Friday, August 31, 2001 9:02:31 AM
Tiffany's second-quarter earnings were down slightly from the year-ago period, and management says the next quarter should be about the same. Like everyone else, the company thought sales would be stronger by now. But Tiffany is performing better than its competition, and should emerge stronger once the worldwide economic climate improves.
By Rex Moore (TMF Orangeblood)
August 16, 2001
Fine jeweler Tiffany (NYSE: TIF) may fare better than anyone else in the industry when times are tough, but for the time being it's still just swimming in place.
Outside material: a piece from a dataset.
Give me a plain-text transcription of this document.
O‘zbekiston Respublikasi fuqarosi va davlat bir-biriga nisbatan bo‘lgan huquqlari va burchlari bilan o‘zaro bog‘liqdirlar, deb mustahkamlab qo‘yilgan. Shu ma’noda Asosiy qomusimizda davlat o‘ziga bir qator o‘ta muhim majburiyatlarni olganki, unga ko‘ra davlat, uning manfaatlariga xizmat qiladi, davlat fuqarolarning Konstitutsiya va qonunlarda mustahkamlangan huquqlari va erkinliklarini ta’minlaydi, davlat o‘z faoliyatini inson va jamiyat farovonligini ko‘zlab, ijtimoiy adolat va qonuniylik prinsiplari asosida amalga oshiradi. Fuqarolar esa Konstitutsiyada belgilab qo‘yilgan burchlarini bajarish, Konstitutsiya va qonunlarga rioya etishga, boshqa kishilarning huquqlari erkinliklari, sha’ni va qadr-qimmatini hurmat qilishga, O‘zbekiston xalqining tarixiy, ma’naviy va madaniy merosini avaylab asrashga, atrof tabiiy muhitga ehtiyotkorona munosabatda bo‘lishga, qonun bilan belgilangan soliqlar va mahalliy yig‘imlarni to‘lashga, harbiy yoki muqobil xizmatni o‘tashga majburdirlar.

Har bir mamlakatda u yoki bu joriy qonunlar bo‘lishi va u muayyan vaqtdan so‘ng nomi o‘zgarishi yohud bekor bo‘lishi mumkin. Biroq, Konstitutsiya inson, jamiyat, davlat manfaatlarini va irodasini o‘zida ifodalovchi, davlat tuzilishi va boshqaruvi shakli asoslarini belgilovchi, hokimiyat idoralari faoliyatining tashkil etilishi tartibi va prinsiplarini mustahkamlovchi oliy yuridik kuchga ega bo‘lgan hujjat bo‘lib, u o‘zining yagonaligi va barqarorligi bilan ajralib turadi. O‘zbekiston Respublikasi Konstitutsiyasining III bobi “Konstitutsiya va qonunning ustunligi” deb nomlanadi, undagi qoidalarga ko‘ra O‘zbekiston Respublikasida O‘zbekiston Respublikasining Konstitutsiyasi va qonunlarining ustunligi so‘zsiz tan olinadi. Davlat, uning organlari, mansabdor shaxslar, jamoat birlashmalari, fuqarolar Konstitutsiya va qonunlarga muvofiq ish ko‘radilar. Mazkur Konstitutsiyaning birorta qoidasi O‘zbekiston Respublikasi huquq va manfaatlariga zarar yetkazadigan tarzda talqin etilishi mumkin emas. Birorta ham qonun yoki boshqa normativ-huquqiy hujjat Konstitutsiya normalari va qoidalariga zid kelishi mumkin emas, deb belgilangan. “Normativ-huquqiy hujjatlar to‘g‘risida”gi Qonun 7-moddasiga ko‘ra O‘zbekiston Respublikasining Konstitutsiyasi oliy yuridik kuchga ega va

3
And although management has shown it's no better at forecasting an economic turnaround than your next-door neighbor, it believes when things do get better, the company will be stronger relative to the competition.
Second-quarter earnings this morning showed sales ticking lower by less than 1% from the same period last year, but net income dropped 8%. Tiffany's inventory, meanwhile, has increased 19% over the past year. This is an indication that management had expected higher sales than it actually achieved, something it admitted in the last 10-Q. However, as Mike Trigg explained in a recent Rule Maker column, excess inventory is not as potentially harmful to a jeweler as it may be to a technology company. Diamonds aren't likely to go out of style over the next couple of quarters.
CEO Michael Kowalski, who last May thought sales would ramp up again by the second half of this year, told investors this morning he sees third-quarter earnings flat to slightly lower than last year's. "There is widespread uncertainty about the timing and magnitude of a global economic recovery," Kowalski said.
When things do improve, though, expect Tiffany to be well-positioned to capitalize. While it is seeing flat to slightly negative growth in the near future, competitors are having a tougher time. Zale (NYSE: ZLC) warned earlier this month it would miss fiscal fourth-quarter estimates badly, and said earnings per share will be down 69% to 84% from the year-ago period's. Similarly, Finlay (Nasdaq: FNLY) is expecting a second-quarter net loss of $0.10 to $0.12 a share, compared with a gain of $0.10 the prior year. (Although Wal-Mart (NYSE: WMT) is the largest jeweler in the world, that segment comprises only 2% of its sales and the company doesn't break the data out in its quarterly reports.)
So it appears Tiffany's superior brand is once again working in its favor. And given the state of its struggling competition, the company stands to emerge from the economic malaise stronger than ever.